Je constate aussi que cette génération est parfois moins vigilante vis-à-vis de ces questions. Les générations précédentes ont été très fortement marquées par l’épidémie de sida, ce qui n’est plus le cas aujourd’hui. Il existe désormais des traitements qui permettent de supprimer la charge virale ou de limiter le risque de contamination comme la PrEP, ce qui a sans doute occasionné une forme de relâchement sur l’usage du préservatif. Cela étant, je n’ai pas d’information sur la population sondée, mais je pense qu’il existe une grande différence entre les jeunes ayant des pratiques sexuelles hétéro et ceux qui se définissent comme LGBT. Je pense que ces derniers sont bien plus informés et vigilants sur la question du VIH et des IST.
- Quel a été l’impact des différents confinements sur la vie sexuelle des jeunes ?
J’ai l’impression que plus les gens étaient jeunes, plus cela a eu un impact dramatique sur leur vie sexuelle, mais aussi sur leur bien-être et sur leur santé psychique.
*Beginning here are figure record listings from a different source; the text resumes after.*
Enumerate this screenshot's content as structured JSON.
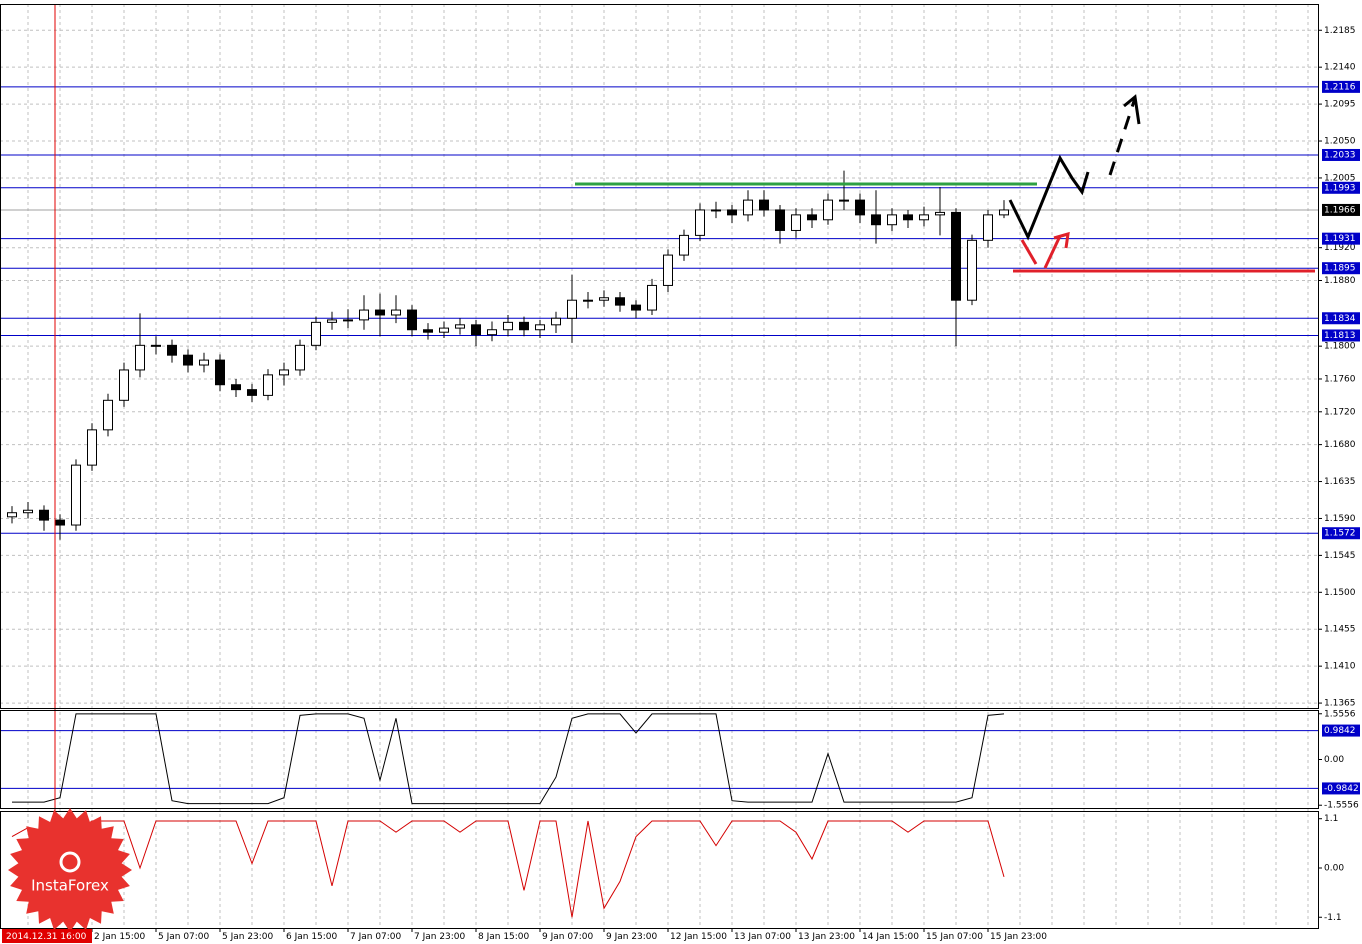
{
  "chart_data": [
    {
      "type": "candlestick",
      "marker_label": "2014.12.31 16:00",
      "categories": [
        null,
        null,
        null,
        null,
        null,
        "2 Jan 15:00",
        null,
        null,
        null,
        "5 Jan 07:00",
        null,
        null,
        null,
        "5 Jan 23:00",
        null,
        null,
        null,
        "6 Jan 15:00",
        null,
        null,
        null,
        "7 Jan 07:00",
        null,
        null,
        null,
        "7 Jan 23:00",
        null,
        null,
        null,
        "8 Jan 15:00",
        null,
        null,
        null,
        "9 Jan 07:00",
        null,
        null,
        null,
        "9 Jan 23:00",
        null,
        null,
        null,
        "12 Jan 15:00",
        null,
        null,
        null,
        "13 Jan 07:00",
        null,
        null,
        null,
        "13 Jan 23:00",
        null,
        null,
        null,
        "14 Jan 15:00",
        null,
        null,
        null,
        "15 Jan 07:00",
        null,
        null,
        null,
        "15 Jan 23:00",
        null
      ],
      "open": [
        1.1592,
        1.1597,
        1.16,
        1.1588,
        1.1582,
        1.1655,
        1.1698,
        1.1734,
        1.1771,
        1.1801,
        1.1801,
        1.1789,
        1.1777,
        1.1783,
        1.1753,
        1.1747,
        1.174,
        1.1765,
        1.1771,
        1.1801,
        1.1829,
        1.1832,
        1.1832,
        1.1844,
        1.1838,
        1.1844,
        1.182,
        1.1817,
        1.1822,
        1.1826,
        1.1814,
        1.182,
        1.1829,
        1.182,
        1.1826,
        1.1834,
        1.1856,
        1.1856,
        1.1859,
        1.185,
        1.1844,
        1.1874,
        1.1911,
        1.1935,
        1.1966,
        1.1966,
        1.196,
        1.1978,
        1.1966,
        1.1941,
        1.196,
        1.1954,
        1.1978,
        1.1978,
        1.196,
        1.1948,
        1.196,
        1.1954,
        1.196,
        1.1963,
        1.1856,
        1.1929,
        1.196
      ],
      "high": [
        1.1605,
        1.161,
        1.1606,
        1.1595,
        1.1662,
        1.1706,
        1.1742,
        1.178,
        1.184,
        1.1812,
        1.1808,
        1.1796,
        1.1792,
        1.179,
        1.176,
        1.1754,
        1.1772,
        1.178,
        1.1808,
        1.1836,
        1.1842,
        1.1845,
        1.1862,
        1.1864,
        1.1862,
        1.185,
        1.1828,
        1.183,
        1.1834,
        1.1832,
        1.183,
        1.1838,
        1.1836,
        1.1832,
        1.1842,
        1.1887,
        1.1866,
        1.1868,
        1.1866,
        1.1856,
        1.1882,
        1.1918,
        1.1942,
        1.1974,
        1.1976,
        1.1972,
        1.199,
        1.199,
        1.1972,
        1.1968,
        1.1968,
        1.1986,
        1.2014,
        1.1986,
        1.199,
        1.1968,
        1.1966,
        1.197,
        1.1994,
        1.1968,
        1.1936,
        1.1966,
        1.1978
      ],
      "low": [
        1.1584,
        1.159,
        1.1575,
        1.1564,
        1.1575,
        1.1648,
        1.169,
        1.1726,
        1.1762,
        1.179,
        1.178,
        1.1768,
        1.1768,
        1.1745,
        1.1738,
        1.1732,
        1.1734,
        1.1752,
        1.1764,
        1.1795,
        1.182,
        1.1822,
        1.182,
        1.1812,
        1.1828,
        1.1812,
        1.1808,
        1.181,
        1.1814,
        1.18,
        1.1806,
        1.1812,
        1.1812,
        1.181,
        1.1816,
        1.1804,
        1.1846,
        1.1848,
        1.1842,
        1.1834,
        1.1838,
        1.1866,
        1.1904,
        1.1928,
        1.1956,
        1.195,
        1.1952,
        1.1958,
        1.1925,
        1.1932,
        1.1944,
        1.1948,
        1.1966,
        1.195,
        1.1925,
        1.194,
        1.1944,
        1.1946,
        1.1935,
        1.18,
        1.185,
        1.192,
        1.1956
      ],
      "close": [
        1.1597,
        1.16,
        1.1588,
        1.1582,
        1.1655,
        1.1698,
        1.1734,
        1.1771,
        1.1801,
        1.1801,
        1.1789,
        1.1777,
        1.1783,
        1.1753,
        1.1747,
        1.174,
        1.1765,
        1.1771,
        1.1801,
        1.1829,
        1.1832,
        1.1832,
        1.1844,
        1.1838,
        1.1844,
        1.182,
        1.1817,
        1.1822,
        1.1826,
        1.1814,
        1.182,
        1.1829,
        1.182,
        1.1826,
        1.1834,
        1.1856,
        1.1856,
        1.1859,
        1.185,
        1.1844,
        1.1874,
        1.1911,
        1.1935,
        1.1966,
        1.1966,
        1.196,
        1.1978,
        1.1966,
        1.1941,
        1.196,
        1.1954,
        1.1978,
        1.1978,
        1.196,
        1.1948,
        1.196,
        1.1954,
        1.196,
        1.1963,
        1.1856,
        1.1929,
        1.196,
        1.1966
      ],
      "ylim": [
        1.1359,
        1.2217
      ],
      "yticks": [
        1.2185,
        {
          "value": 1.214,
          "label": "1.2140"
        },
        1.2095,
        {
          "value": 1.205,
          "label": "1.2050"
        },
        1.2005,
        {
          "value": 1.192,
          "label": "1.1920"
        },
        {
          "value": 1.188,
          "label": "1.1880"
        },
        {
          "value": 1.18,
          "label": "1.1800"
        },
        {
          "value": 1.176,
          "label": "1.1760"
        },
        {
          "value": 1.172,
          "label": "1.1720"
        },
        {
          "value": 1.168,
          "label": "1.1680"
        },
        1.1635,
        {
          "value": 1.159,
          "label": "1.1590"
        },
        1.1545,
        {
          "value": 1.15,
          "label": "1.1500"
        },
        1.1455,
        {
          "value": 1.141,
          "label": "1.1410"
        },
        1.1365
      ],
      "levels": [
        1.2116,
        1.2033,
        1.1993,
        1.1931,
        1.1895,
        1.1834,
        1.1813,
        1.1572
      ],
      "current_price": 1.1966,
      "grid": true
    },
    {
      "type": "line",
      "color": "#000000",
      "values": [
        -1.45,
        -1.45,
        -1.45,
        -1.3,
        1.55,
        1.55,
        1.55,
        1.55,
        1.55,
        1.55,
        -1.4,
        -1.5,
        -1.5,
        -1.5,
        -1.5,
        -1.5,
        -1.5,
        -1.3,
        1.5,
        1.55,
        1.55,
        1.55,
        1.4,
        -0.7,
        1.4,
        -1.5,
        -1.5,
        -1.5,
        -1.5,
        -1.5,
        -1.5,
        -1.5,
        -1.5,
        -1.5,
        -0.6,
        1.4,
        1.55,
        1.55,
        1.55,
        0.9,
        1.55,
        1.55,
        1.55,
        1.55,
        1.55,
        -1.4,
        -1.45,
        -1.45,
        -1.45,
        -1.45,
        -1.45,
        0.2,
        -1.45,
        -1.45,
        -1.45,
        -1.45,
        -1.45,
        -1.45,
        -1.45,
        -1.45,
        -1.3,
        1.5,
        1.55
      ],
      "ylim": [
        -1.65,
        1.65
      ],
      "yticks": [
        1.5556,
        {
          "value": 0,
          "label": "0.00"
        },
        -1.5556
      ],
      "levels": [
        0.9842,
        -0.9842
      ]
    },
    {
      "type": "line",
      "color": "#d40000",
      "values": [
        0.7,
        0.9,
        0.6,
        1.0,
        0.8,
        1.05,
        1.05,
        1.05,
        0.0,
        1.05,
        1.05,
        1.05,
        1.05,
        1.05,
        1.05,
        0.1,
        1.05,
        1.05,
        1.05,
        1.05,
        -0.4,
        1.05,
        1.05,
        1.05,
        0.8,
        1.05,
        1.05,
        1.05,
        0.8,
        1.05,
        1.05,
        1.05,
        -0.5,
        1.05,
        1.05,
        -1.1,
        1.05,
        -0.9,
        -0.3,
        0.7,
        1.05,
        1.05,
        1.05,
        1.05,
        0.5,
        1.05,
        1.05,
        1.05,
        1.05,
        0.8,
        0.2,
        1.05,
        1.05,
        1.05,
        1.05,
        1.05,
        0.8,
        1.05,
        1.05,
        1.05,
        1.05,
        1.05,
        -0.2
      ],
      "ylim": [
        -1.34,
        1.25
      ],
      "yticks": [
        1.1,
        {
          "value": 0,
          "label": "0.00"
        },
        -1.1
      ]
    }
  ],
  "logo": "InstaForex"
}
Les confinements ont été une coupure énorme dans leur mode de vie, dans leur façon de se faire de nouvelles relations amicales, amoureuses ou sexuelles. Tout à coup, ils ne pouvaient plus vivre comme avant ni rencontrer qui que ce soit. Il y a eu aussi un sentiment d’urgence de vouloir profiter de sa jeunesse, de sa liberté, de sa sexualité, de ses nouvelles connaissances, et qui n’a pas pu être assouvi. Cela a créé un véritable mal-être chez les jeunes. Nombreux sont ceux à avoir fait une dépression, à s’être sentis très seuls et isolés. D’autres ont essayé de pallier ce problème en emménageant très vite à deux pour ne pas vivre le confinement seul. Cela a pu aboutir à des ruptures, car la relation n’en était pas à ce stade.